Rising from the Abyss

My Journey into and out of Chronic Illness

By Holly Reese, MSOM, L.Ac.

Chapter One

Day of Decision—The Last Straw

Life and death are balanced on a razor’s edge.

—Homer, Iliad

Day after agonizing day, there is no let up, no respite. Every day is a battle, and every night is a massacre. My enemies surround me, circling in for the slow kill. The fibromyalgia causes my muscles to burn unceasingly, as if I’m suspended in a vat of acid. The chronic fatigue drains my life essence. I have barely enough energy to speak in a whisper.

The scleroderma has contracted and hardened the connective tissue around the muscles in my body. I feel as if I’m encased in an unyielding suit of armor. It’s difficult to breathe, let alone move. I can no longer swallow or digest solid food. For weeks, I have existed solely on cans of Ensure, a liquid meal-replacement formula. My muscles are atrophied, and every time I look in the mirror, I see an emaciated skeleton. I scare myself. It’s hard to believe that two years have passed since my life came to a screeching halt with a rare auto-immune illness known as mixed connective tissue disorder (MCTD).

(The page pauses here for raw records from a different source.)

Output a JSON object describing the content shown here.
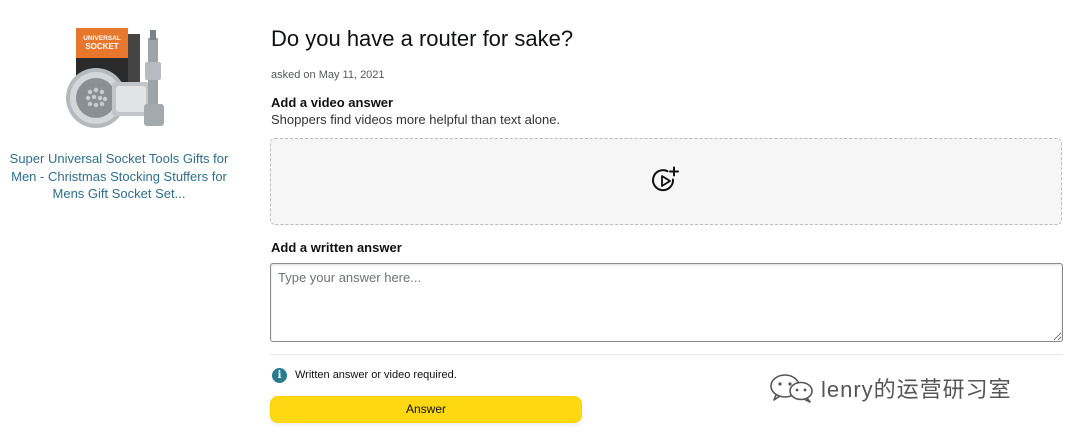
{
  "product": {
    "image": "socket-tool-product-image",
    "box_label_line1": "UNIVERSAL",
    "box_label_line2": "SOCKET",
    "title": "Super Universal Socket Tools Gifts for Men - Christmas Stocking Stuffers for Mens Gift Socket Set..."
  },
  "question": {
    "title": "Do you have a router for sake?",
    "asked": "asked on May 11, 2021"
  },
  "video_answer": {
    "heading": "Add a video answer",
    "subtext": "Shoppers find videos more helpful than text alone.",
    "icon": "add-video-icon"
  },
  "written_answer": {
    "heading": "Add a written answer",
    "value": "",
    "placeholder": "Type your answer here..."
  },
  "requirement_note": {
    "icon": "info-icon",
    "text": "Written answer or video required."
  },
  "answer_button": {
    "label": "Answer"
  },
  "watermark": {
    "icon": "wechat-icon",
    "text": "lenry的运营研习室"
  },
  "colors": {
    "link": "#2f6e8c",
    "button": "#ffd814",
    "info": "#2a7b8f"
  }
}
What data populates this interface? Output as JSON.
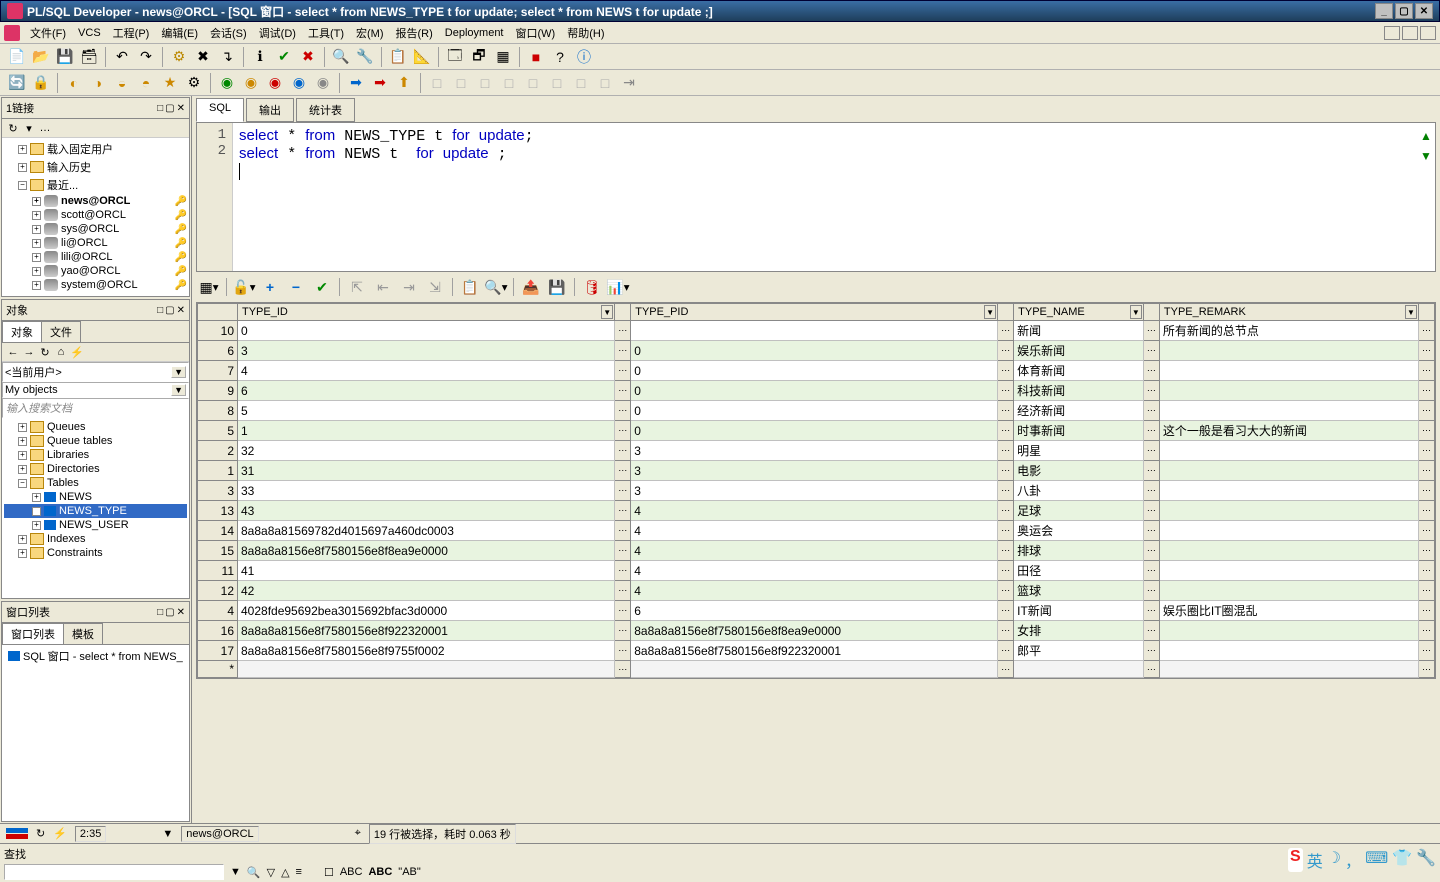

Another aspect of my illness involves Raynaud’s disease, which is a loss of circulation in the extremities. I need to keep my body warm to hot all the time. If I don’t, my circulation quite literally stops, and my hands and feet turn purple. The previous house I lived in was poorly insulated and cold all the time. When I started turning up the heat to keep my circulation going, my roommate, Brenda, complained bitterly. I wound up spending most of my days and nights with my hands and feet stuffed under a heating pad. The constant fear of losing my fingers and toes made my living situation untenable. When I mentioned this to my good friend Sofia, she graciously offered to rent her extra basement bedroom to me. I jumped at the chance.

I appreciated that Sofia’s house was located in a quiet neighborhood of Oakland, California. However, the best part of renting a room from her was that it came with a bonus: its own wall heater. Since the heat didn’t make it upstairs, she let me keep my basement wall heater blasting on high,

24/7. At least, I was no longer in danger of losing any digits.

Shortly after I moved into Sofia’s house, my beloved Rottweiler Shika passed away unexpectedly. Her death was the last straw; my inner resolve to fight weakened, and on the night of Saturday, July 17, 2004, it crumbled completely.


Months of unabated torment have taken their toll. I’m exhausted and can’t remember the last time I’ve slept longer than ten or fifteen minutes at a stretch. Sofia’s currently in Australia visiting her parents, and I’m alone in the house. I can barely support myself as I crawl onto my futon bed, dreading the coming night of misery. One last strand of innate stubbornness prompts me to try to sleep. I cautiously prop myself upright with many pillows to minimize the acid regurgitation. It’s difficult to relax. My muscles are severely atrophied, and because my arms are supported only by my tendons and ligaments, my shoulders ache horribly. Despite the torture, I resolve to try to sleep. The lead weights that are my eyelids slide closed.

As I’m drifting off, my whole body jerks involuntarily. My cell phone is next to my pillow, and the movement sends it sliding down to my side, where it bumps into my hand. The resulting explosion of pain nearly sends me into orbit. I roll onto my left side and cradle my throbbing hand. This is a mistake. My arm gets caught in the sheet and twisted, creating a new wave of agony blasting its way through my right shoulder—the same one that was injured when I was in the police academy more than two years ago. I roll back to the right, but somehow the sheet wraps tighter around my arm. I push up on my left hand, but my wrist is so inflamed that it won’t bend or support my weight. My wrist collapses, and I remain twisted and tangled in the unrelenting grip of my own sadistic sheet. I wonder what the headlines might say when my body is discovered: “Martial arts expert brutally defeated in epic battle with homicidal bed sheet!”